Aus diesem Grund fordern immer mehr Menschen, die Entwicklung besonders leistungsstarker KI-Systeme zunächst zu *pausieren*. Wir müssen Zeit gewinnen, um die Kontrollmechanismen (Alignment) zu entwickeln und international verbindliche Sicherheitsstandards zu schaffen.
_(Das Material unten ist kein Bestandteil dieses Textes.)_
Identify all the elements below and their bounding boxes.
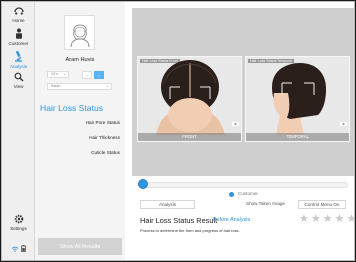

Das Tempo, mit dem KI-Firmen um die Wette forschen, führt geradewegs in eine Situation, in der Fehler, Missbrauch oder Unfälle unkontrollierbare Folgen haben könnten.
Eine gute Übersicht zu diesen Forderungen findet sich hier und speziell zum Zeitfaktor und der Dringlichkeit hier: pauseai.info/urgency.
- Time-Artikel von Eliezer Yudkowsky(https://time.com/6266923/ai-eliezer-yudkowsky-open-letter-not-enough/)
- Interview mit Geoffrey Hinton (BBC): [YouTube](https://youtu.be/MGJpR591oaM?si=_9-q0AndqesNIbG)
- Interview mit Max Tegmark: [YouTube](https://www.youtube.com/watch?v=VcVfceTsD0A)
- Interview mit Yoshua Bengio: [YouTube](https://www.youtube.com/watch?v=KcbTbTxPMLc&t=1694s)
- Interview mit Eliezer Yudkowsky: [YouTube](https://www.youtube.com/watch?v=jW2ihBRzLxc)
Außerdem empfehlenswert:
- Buch: Uncontrollable – The Threat of Artificial Superintelligence and the Race to Save the World* von Darren McKee, kostenfrei bestellbar [hier](https://impactbooks.store/cart/47288196366640:1?discount=UNCON-P3SFRS).
- Aussage von Mo Gawdat (ehem. Google-Führungskraft):
> „this is bigger than climate change, way bigger than covid...“
YouTube: https://youtu.be/bk-nQ7HF6k4?si=ZgR28VIqa4IplgdL&t=181
KI bietet enormes Potenzial, doch die exponentielle Entwicklung bringt existenzielle Risiken mit sich, über die dringend gesprochen werden muss. Es geht hier nicht um reine Panikmache, sondern um den gebotenen Realitätssinn angesichts der Aussagen führender KI-Experten.
Wir stehen an einem Scheideweg. Wenn wir weitermachen wie bisher, riskieren wir eine unkontrollierte Entwicklung, die niemand mehr zurückdrehen kann. Eine Pause in der Forschung an besonders leistungsstarker KI, ein globales Regelwerk und intensivierte Forschung zum Alignment-Problem könnten entscheidend sein, um die Zukunft der Menschheit zu schützen.
Wir haben keinen zweiten Versuch.
Letztlich liegt es an uns allen, Druck auf Politik, Wirtschaft und Forschung auszuüben, damit wir verantwortungsvoll mit der mächtigsten Technologie der Geschichte umgehen.